What is the mathematical relationship between R2 and MSE? Trying to understand this relationship I came across this conversation in an email group: 


I got a problem while analyzing my data using NN.
     I got R-square with 0.45 with MSE around 5000.
    SO I am wonder why?
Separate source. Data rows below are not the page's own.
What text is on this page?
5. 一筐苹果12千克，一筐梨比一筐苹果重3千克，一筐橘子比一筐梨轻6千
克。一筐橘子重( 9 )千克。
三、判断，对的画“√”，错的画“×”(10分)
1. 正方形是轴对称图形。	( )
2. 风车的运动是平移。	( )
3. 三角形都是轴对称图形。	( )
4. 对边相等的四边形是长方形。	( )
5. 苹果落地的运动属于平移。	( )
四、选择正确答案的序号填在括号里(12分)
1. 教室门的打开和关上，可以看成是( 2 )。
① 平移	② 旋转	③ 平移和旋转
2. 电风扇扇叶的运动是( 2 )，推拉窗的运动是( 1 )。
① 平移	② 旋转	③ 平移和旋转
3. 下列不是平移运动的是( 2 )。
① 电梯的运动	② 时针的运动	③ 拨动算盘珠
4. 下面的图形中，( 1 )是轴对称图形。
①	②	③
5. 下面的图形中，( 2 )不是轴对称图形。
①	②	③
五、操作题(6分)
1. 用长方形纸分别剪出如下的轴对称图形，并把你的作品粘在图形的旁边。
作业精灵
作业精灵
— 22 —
There must be a relation
    between R-square and MSE?

R2 = 1 - SSE/SS0
SSE = N*MSE SS0 = (N-1)*VAR(Target)
VAR(T) = SS0/(N-1) = [SSE/(1-R2)]/(N-1)
= [N/N-1]*MSE/(1-R2)
~ 5000/0.55 ~ 9091
If you had standardized your targets to unit variance you would have
  obtained MSE ~ 0.55

Is that correct?
What insights can we reach understanding this relationship? 
 A: Yes, allow me to elaborate.
Recall that for some outcome $y_i \in \mathbb{R}, \forall i=1,2,..,n$ we define MSE and $\textrm{R}^2$ as
\begin{equation}
\textrm{MSE}(y, \hat{y} ) = \frac{1}{n} \sum_{i=1}^{n} (y_i - \hat{y_i})^{2}
\end{equation}
\begin{equation}
\textrm{R}^2(y, \hat{y} ) = 1 - \frac{\sum_{i=1}^{n} (y_i - \hat{y_i})^{2}}{ \sum_{i=1}^{n} (y_i - \bar{y})^{2} }
\end{equation}
So, as you noted, $\textrm{R}^2$ is a normalized version of MSE, we use MSE for reporting because I think it's a simple metric and it is technically the loss-function we are minimizing when we solve the normal equations.
$\textrm{R}^2$ is useful because it is often easier to interpret since it doesn't depend on the scale of the data.
As a concrete example, consider two models: one predicting income and the other predicting age, $\textrm{R}^2$ will make it easier to state which model is performing better.*

*In general, this isn't a great idea and you shouldn't compare metrics like $\textrm{R}^2$ across different models to make these sorts of claims because some things are just fundamentally harder to predict than others (e.g., stock markets vs. who survived the Titanic).